Social Security Taxes
Social Security Taxes; Source- Yahoo Finance

January 29 marks the start of the 2024 tax year. Many have already completed the forms and made the necessary computations; while some may be rewarded with the anticipated refund, others will learn that they owe Uncle Sam money. If the latter applies to you, keep reading to learn more about the potential causes of your IRS debt.

Social Security Taxes

Social Security Taxes; Source- Forbes

Completion Of Form W-4

In 2023, if you changed jobs, you were required to complete Form W-4. The personal information reported in this document is used to calculate the appropriate amount of withholding from your income. These details include the status of your filing, if you or your spouse work multiple jobs, whether you have any other tax credits or dependents, and whether you have any other taxable income. Any change in this information from year to year may have an impact on the withholding rate and result in a debt to the Treasury.

Self Employment To Make Ends Meet

Many people search for a side job in the vast realm of self-employment to make ends meet. When it comes to taxes, freelance writers and Uber drivers are in a different league altogether. In theory, you have to figure out and pay the appropriate taxes for each work you complete if your employer doesn’t withhold money from your paycheck. The payment is often done every quarter, and failing to make it or doing it incorrectly might get you into trouble with the tax authorities. Your tax status is affected if you are married or divorced, have children, are widowed (sadly), or have children who are older than 18. In particular, if your children have flown the nest, you will have to pay more in taxes because you are unable to claim the child tax credit.

Unemployment Benefits

You might have accrued a debt to the government even if you lost your job, got unemployment benefits, and subsequently found another job. Recall that as of 2021, unemployment benefits are subject to taxes. If you are among those who still include all of your deductions, you can discover that you have a debt rather than a refund. It’s possible that last year’s tax circumstances were different due to reduced medical costs, the completion of student loan or mortgage repayment, or both. Any of these adjustments removed a deductible item, which might have reduced your reimbursement or put you in debt.

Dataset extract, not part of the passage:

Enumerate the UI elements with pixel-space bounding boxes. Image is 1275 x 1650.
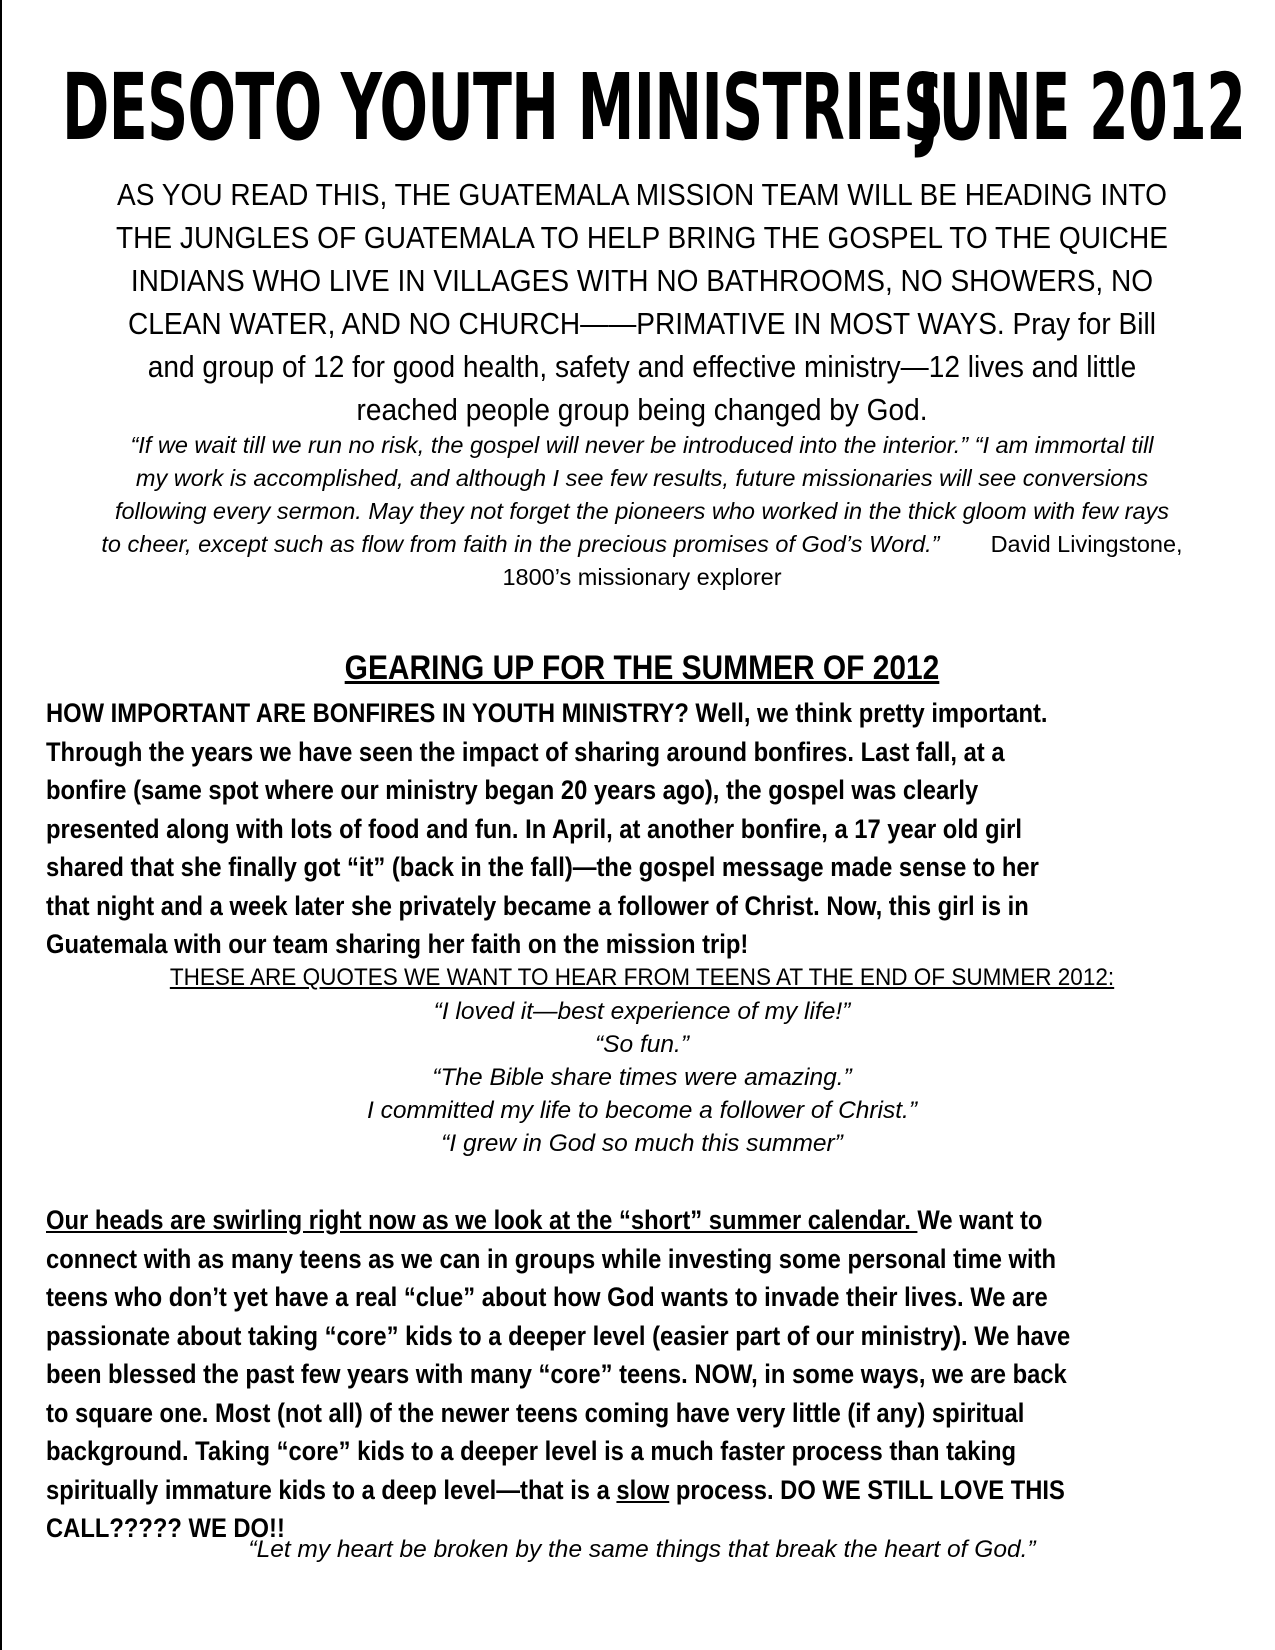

You might have moved into the next tax rate if your pay increased the previous year. In the 22% bracket is a single individual whose income falls between $44,725 and $93,375. You reach the 24% bracket after you cross that upper bound. You might have accrued debt if you didn’t modify your withholding following your rise. Similarly, you may have had fewer tax liabilities due to your higher income if it disqualified you from the revenue that is generated by the tax credit. You will be required to pay taxes on the gains of your investment if you invested last year, regardless of whether it was in real estate, individual stocks, ETFs, cryptocurrencies, or any other category the IRS considered.